Schwieger’s successor, Igor Buketoff (music director from 1948 to 1966), brought such musicians and performers as Marian Anderson, William Warfield, Jose Iturbi, Van Cliburn, Andres Segovia, Philippe Entremont and Eileen Farrell.

During these decades, Fort Wayne was a major industrial center. The city’s population more than doubled between 1900 and 1930. One history of the area reports that large corporations such as “the Tokheim Pump Company, International Harvester, Inca Manufacturing (Phelps Dodge), Rea Magnet Wire, the Capehart Phonograph Company, and Magnavox opened in the 1920s.”

Fort Wayne players (Facebook)

Fort Wayne (with a current metropolitan area population of 425,000) became a center in particular for the manufacture of insulated wire. “For most of the 20th century,” another commentator notes, “Fort Wayne was the world’s leading magnet wire producer. … The magnet wire business thrived as a supplier to the electric motors industry which in Fort Wayne was led by General Electric. … At its peak in the late 1940s, GE employed roughly 40% of the city’s workforce.”

The Indiana city, like many other Midwest urban centers, underwent devastating economic decline in the 1970s and 1980s. General Electric laid off thousands of workers. The city lost 30,000 jobs overall at the time. In the early 1980s recession, the unemployment rate reached 12.1 percent. According to Pew Research, Fort Wayne lost another 23 percent of its manufacturing employment between 2000 and 2014.

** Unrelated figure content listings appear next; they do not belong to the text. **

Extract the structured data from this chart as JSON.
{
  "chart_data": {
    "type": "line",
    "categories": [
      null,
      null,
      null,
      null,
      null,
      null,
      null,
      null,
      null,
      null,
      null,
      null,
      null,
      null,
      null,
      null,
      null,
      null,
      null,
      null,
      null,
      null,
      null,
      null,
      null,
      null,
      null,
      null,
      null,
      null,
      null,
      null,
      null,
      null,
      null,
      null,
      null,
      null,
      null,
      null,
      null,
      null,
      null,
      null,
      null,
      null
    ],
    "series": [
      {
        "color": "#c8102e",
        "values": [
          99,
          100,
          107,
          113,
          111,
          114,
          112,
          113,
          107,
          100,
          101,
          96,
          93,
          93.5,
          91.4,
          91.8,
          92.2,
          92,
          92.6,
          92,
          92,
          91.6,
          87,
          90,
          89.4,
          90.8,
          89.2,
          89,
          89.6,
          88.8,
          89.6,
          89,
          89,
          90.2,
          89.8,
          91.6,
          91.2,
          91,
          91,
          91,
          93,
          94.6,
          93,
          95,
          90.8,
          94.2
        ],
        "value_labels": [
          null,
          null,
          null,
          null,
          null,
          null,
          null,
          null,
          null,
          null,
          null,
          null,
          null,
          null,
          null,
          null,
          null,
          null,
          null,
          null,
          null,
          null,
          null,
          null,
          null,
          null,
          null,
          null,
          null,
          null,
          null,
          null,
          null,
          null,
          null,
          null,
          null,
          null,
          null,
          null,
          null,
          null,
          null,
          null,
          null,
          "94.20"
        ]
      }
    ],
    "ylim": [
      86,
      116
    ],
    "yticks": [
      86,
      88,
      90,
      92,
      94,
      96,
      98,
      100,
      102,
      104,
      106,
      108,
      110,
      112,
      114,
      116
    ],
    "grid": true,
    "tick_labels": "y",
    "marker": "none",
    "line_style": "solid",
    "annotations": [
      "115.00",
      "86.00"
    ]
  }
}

The Fort Wayne Philharmonic strike is part of a wave of strikes and lockouts at orchestras and other cultural institutions prompted by COVID-19 and efforts by management to take advantage of the crisis to reduce wages relative to soaring inflation and worsen living conditions. Meanwhile, one can be certain that the members of the various boards of directors, drawn from affluent layers of the population, have not lost one penny during the pandemic.

The Philharmonic musicians are holding a free concert, their second so far, on December 17 at Purdue-Fort Wayne’s Auer Performance Hall featuring Nashville recording artist and Fort Wayne native, Addison Agen.